One of the most misunderstood parts of UAC is the prompts. Since they're the most visual element of UAC, a lot of people think that's all there is to it and the prompts are the security feature. Whilst they may stop users from doing something accidentally on occasions, it's not their main focus.

The prompts are a convenience feature to get people to run as a standard user. It's a lot easier for people to simply accept a prompt to say install software or change the configuration of the system as opposed to fast user switching to a administrator account, entering the password, doing the administrative operation, logging off and then logging back into your standard user account.

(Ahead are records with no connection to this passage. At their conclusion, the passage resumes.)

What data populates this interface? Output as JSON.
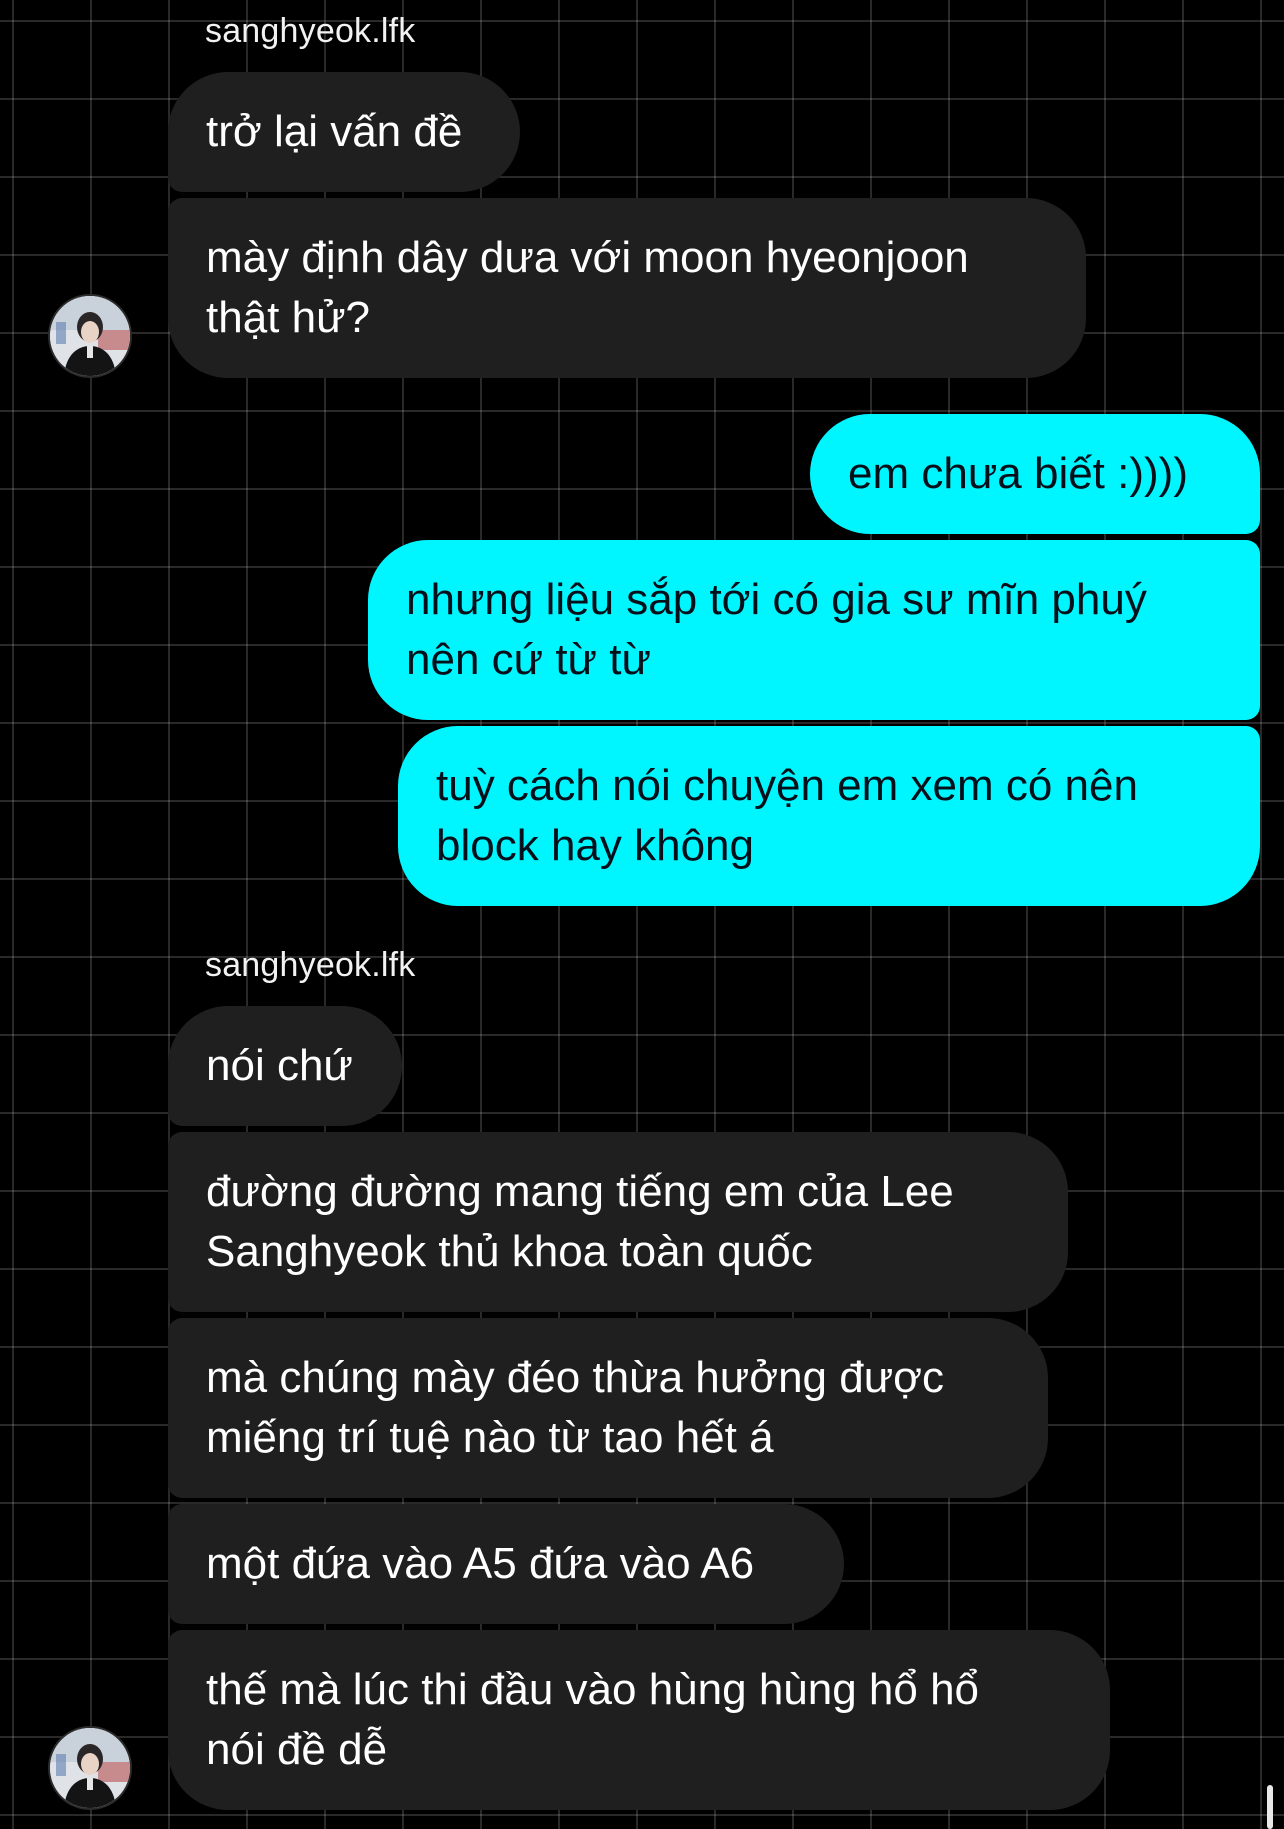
{
  "conversation": {
    "group_1": {
      "sender": "sanghyeok.lfk",
      "messages": [
        "trở lại vấn đề",
        "mày định dây dưa với moon hyeonjoon\nthật hử?"
      ]
    },
    "outgoing": {
      "messages": [
        "em chưa biết :))))",
        "nhưng liệu sắp tới có gia sư mĩn phuý\nnên cứ từ từ",
        "tuỳ cách nói chuyện em xem có nên\nblock hay không"
      ]
    },
    "group_2": {
      "sender": "sanghyeok.lfk",
      "messages": [
        "nói chứ",
        "đường đường mang tiếng em của Lee\nSanghyeok thủ khoa toàn quốc",
        "mà chúng mày đéo thừa hưởng được\nmiếng trí tuệ nào từ tao hết á",
        "một đứa vào A5 đứa vào A6",
        "thế mà lúc thi đầu vào hùng hùng hổ hổ\nnói đề dễ"
      ]
    }
  },
  "colors": {
    "background": "#000000",
    "incoming_bubble": "#1f1f1f",
    "outgoing_bubble": "#00f6ff",
    "outgoing_text": "#06101a"
  },
  "icons": {
    "avatar": "profile-photo-avatar"
  }
}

It's obviously completely up to the individual weather they run as a administrator or a standard user. However, as long as they understand that running as a administrator is a security risk which some people just don't want to hear. There only excuse is that they're an experience user so it doesn't matter weather they run as a administrator or a standard user, in terms of security, there is no difference which is not the case.

 

[Ev0]

Unfortuneately in the environments I support the legacy/custom coded/funky apps just do not work without local admin rights as a user.

People used to say this where I worked previously, out of 500 apps (mixture of off the shelf, in hosue developed and third party developed, some real shockers there as well) there was only 1 I couldn't get working as a normal user account.

Even then I didn't have to make anyone admin, just had to grant full control to a specific folder rather than my usual permissions.

With the right permissions changes you can get almost any app to work as a normal user in a secure fashion

Unless it's really dumb and specifically checks if the user is a local admin, I've seen that elsewhere before as well

 

[neil_g]

im yet to turn it off in W7 to be honest i find it completely unintrusive.